Where it actually started

2005Origin
Activision acquires Toys for Bob.activision scoops up toys for bob
source
Oct 2023
Microsoft closes $69B Activision Blizzard acquisition.microsoft finalizes the $69B activision deal
source
Jun 11, 2026
Toys for Bob studio head Paul Yan tells GamesRadar+ the merger let the studio reclaim creative control.paul yan confirms to gamesradar+ that the merger was their escape route
source

03Source receipts

Every claim, linked

Kotaku
Ash Parrish's report on Toys for Bob using the Microsoft-Activision merger to escape Call of Duty support work and reclaim creative direction on projects like Spyro.
primaryrssreceipt

04Claim-level check

Claims, status, and receipts

ClaimStatusReceiptsAction
Toys for Bob used the Microsoft-Activision merger to stop doing Call of Duty support work.sourcedStory receiptsSuggest fix
Studio head Paul Yan confirmed this in a GamesRadar+ interview.sourcedStory receiptsSuggest fix
Toys for Bob created Skylanders and developed recent Crash Bandicoot and Spyro games.sourcedStory receiptsSuggest fix
Activision acquired Toys for Bob in 2005.sourcedStory receiptsSuggest fix
Whether other Activision subsidiaries (Beenox, High Moon) have similarly pivoted away from COD work under Microsoft.developingStory receiptsSuggest fix
The specific Spyro project Toys for Bob is now working on post-escape.sketchyStory receiptsSuggest fix

04bReader FAQ

Claims, answered

How this was made

Written byThe Desk (DeepSeek)
Reviewed byAutonomous reviewer
Confidenceconfirmed
Sources1 distinct source
Vetted by0 readers (0% sourced)

Fills the gaming coverage gap with a specific, consequential industry angle — consolidation dynamics and studio liberation — backed by direct quotes from the studio head and a traceable Kotaku source with $69B acquisition figure and named individuals.

05Why it matters

The editorial take

This is a case study in how mega-mergers can inadvertently liberate smaller studios from publisher-imposed labor pipelines. Toys for Bob's trajectory — from creative mascot platformers to COD support work and back — mirrors a broader industry pattern where acquired studios lose their identity under corporate consolidation. Microsoft's massive acquisition, now facing financial scrutiny, has at least produced one unambiguous positive: a beloved studio reclaiming its creative direction.

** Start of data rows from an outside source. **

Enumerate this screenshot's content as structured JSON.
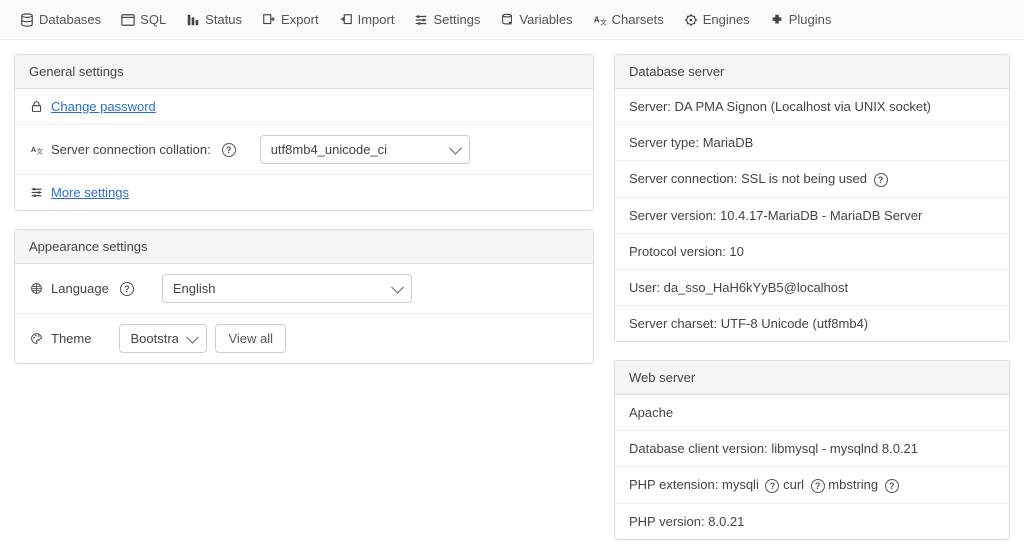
{
  "topnav": [
    {
      "label": "Databases",
      "icon": "database-icon"
    },
    {
      "label": "SQL",
      "icon": "sql-icon"
    },
    {
      "label": "Status",
      "icon": "status-icon"
    },
    {
      "label": "Export",
      "icon": "export-icon"
    },
    {
      "label": "Import",
      "icon": "import-icon"
    },
    {
      "label": "Settings",
      "icon": "settings-icon"
    },
    {
      "label": "Variables",
      "icon": "variables-icon"
    },
    {
      "label": "Charsets",
      "icon": "charsets-icon"
    },
    {
      "label": "Engines",
      "icon": "engines-icon"
    },
    {
      "label": "Plugins",
      "icon": "plugins-icon"
    }
  ],
  "general": {
    "title": "General settings",
    "change_password": "Change password",
    "collation_label": "Server connection collation:",
    "collation_value": "utf8mb4_unicode_ci",
    "more_settings": "More settings"
  },
  "appearance": {
    "title": "Appearance settings",
    "language_label": "Language",
    "language_value": "English",
    "theme_label": "Theme",
    "theme_value": "Bootstrap",
    "view_all": "View all"
  },
  "dbserver": {
    "title": "Database server",
    "rows": [
      "Server: DA PMA Signon (Localhost via UNIX socket)",
      "Server type: MariaDB",
      "Server connection: SSL is not being used",
      "Server version: 10.4.17-MariaDB - MariaDB Server",
      "Protocol version: 10",
      "User: da_sso_HaH6kYyB5@localhost",
      "Server charset: UTF-8 Unicode (utf8mb4)"
    ]
  },
  "webserver": {
    "title": "Web server",
    "apache": "Apache",
    "dbclient": "Database client version: libmysql - mysqlnd 8.0.21",
    "phpext_label": "PHP extension:",
    "phpext_items": [
      "mysqli",
      "curl",
      "mbstring"
    ],
    "phpver": "PHP version: 8.0.21"
  }
}
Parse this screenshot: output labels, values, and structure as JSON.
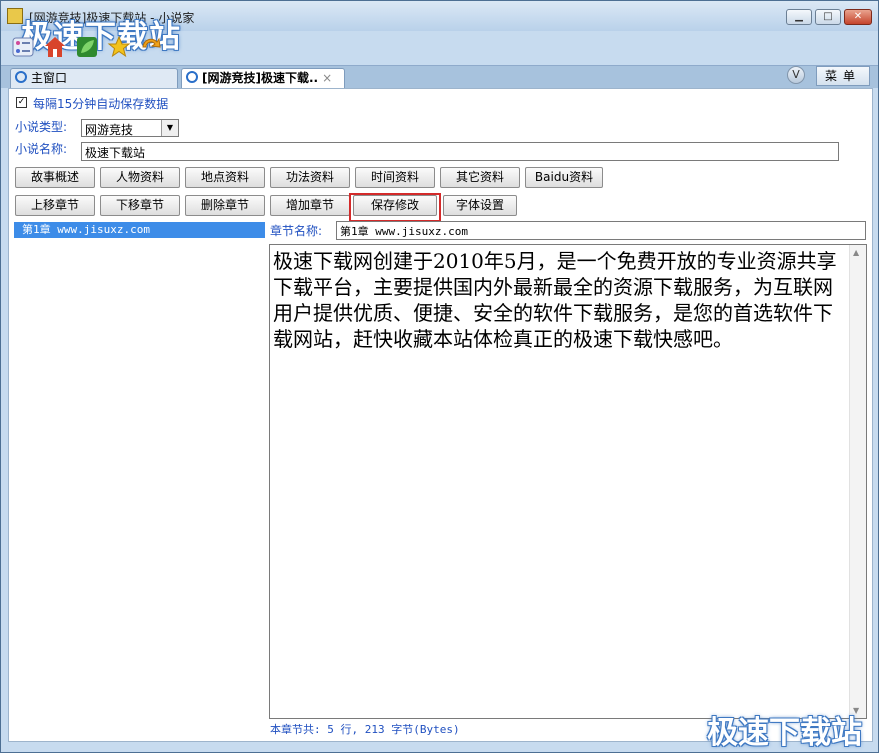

every activision studio got funneled into the call of duty machine eventually — toys for bob, beenox, high moon, all of them. microsoft's $69B deal is widely seen as a financial headache, but at least it accidentally freed a studio that was keeping spyro and crash alive. one studio escaping the cod mines doesn't fix the consolidation problem, but it's a data point worth tracking.